Avoiding unwanted surprises
Building supply chain resiliency means eliminating, as much as is possible, any surprises. And, as Sourabh Kothari – Senior Director of Product Strategy within SAP’s Procurement Solutions Portfolio – points out, supplier collaboration, transparency, and 360-degree visibility are major priorities in the source-to-pay space. Knowledge sharing, not just between firms, but across industrial sectors, makes it much easier to plan and forecast demand for goods, services, and resources. Again, doing so helps to dampen down any bumps in the road that may otherwise pop up when visibility is reduced.

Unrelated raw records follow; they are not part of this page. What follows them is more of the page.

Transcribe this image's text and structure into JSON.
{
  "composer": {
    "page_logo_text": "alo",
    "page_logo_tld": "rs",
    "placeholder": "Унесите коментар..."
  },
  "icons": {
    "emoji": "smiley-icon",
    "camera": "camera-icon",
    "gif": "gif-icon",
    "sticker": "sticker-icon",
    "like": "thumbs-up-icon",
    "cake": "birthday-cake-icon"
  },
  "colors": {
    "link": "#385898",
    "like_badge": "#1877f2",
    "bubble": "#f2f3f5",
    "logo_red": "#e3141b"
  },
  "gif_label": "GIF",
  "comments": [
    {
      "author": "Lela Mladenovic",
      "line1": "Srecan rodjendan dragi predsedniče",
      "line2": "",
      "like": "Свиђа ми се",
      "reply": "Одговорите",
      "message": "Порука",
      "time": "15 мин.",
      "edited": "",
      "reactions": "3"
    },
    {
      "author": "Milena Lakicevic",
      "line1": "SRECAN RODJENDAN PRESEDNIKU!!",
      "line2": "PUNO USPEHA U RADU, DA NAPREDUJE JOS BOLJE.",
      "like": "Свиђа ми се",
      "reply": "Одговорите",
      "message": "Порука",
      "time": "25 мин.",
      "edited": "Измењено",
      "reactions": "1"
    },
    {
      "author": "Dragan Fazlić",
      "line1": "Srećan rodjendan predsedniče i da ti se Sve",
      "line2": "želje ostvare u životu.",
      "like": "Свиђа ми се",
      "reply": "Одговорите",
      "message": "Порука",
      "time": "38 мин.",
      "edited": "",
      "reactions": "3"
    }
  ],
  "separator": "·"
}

Ariba’s supplier discovery network, acquired by SAP a decade ago, facilitates collaboration between trading partners in its goal of achieving “unparalleled supply chain visibility, agility, and resiliency”. For example, tools allow customers to ‘share production forecasts, orders, quality, and inventory information with suppliers and obtain their responses in real time’. Computerized systems also help in onboarding to keep manual administration tasks to a minimum.
Data can also provide valuable insight into whether companies are making progress as intended. Useful KPIs here include metrics that reflect an organization’s agility, such as the number of business hours required to move between requisition and purchase order. And Michael van Keulen, Chief Procurement Officer at Coupa, pegs the best-in-class figure for this at around four hours.
Supply chain resilience playbook
Source-to-pay and other automated payment solutions are just a couple of a growing number of tools that companies can deploy to engineer supply chain resilience into their operations. At a product level, strategies include modularized designs that provide resilience against unforeseen inventory gaps. Products can be configured around a range of swappable parts so that there are fewer bottlenecks and output isn’t as dependent on single suppliers.
Taking this idea further, PCB prototyping software is now available with the capability to advise on component availability. During the design process, developers can use the tool to devise schematics that incorporate components with the shortest lead time. Again, the approach plays to the strategy of keeping all eyes open and striving for 360 degree visibility of supplies.
Different companies will have different priorities, but all firms will want to shield themselves from future pricing shocks. And even today’s less congested container ports could be sending misleading signals. A return to pre-pandemic container pricing gives companies breathing space. But some analysts believe that the reduction in shipping costs may be caused by lower demand, as inflationary pressures bite, rather than because of a full recovery in global supply chains.
The future remains as unpredictable as ever, but that doesn’t mean that enterprises need to carry as much exposure to supply chain disruption as they may have done pre-pandemic. And it’s worth keeping in mind that solutions such as source-to-pay have supply chain resilience baked in.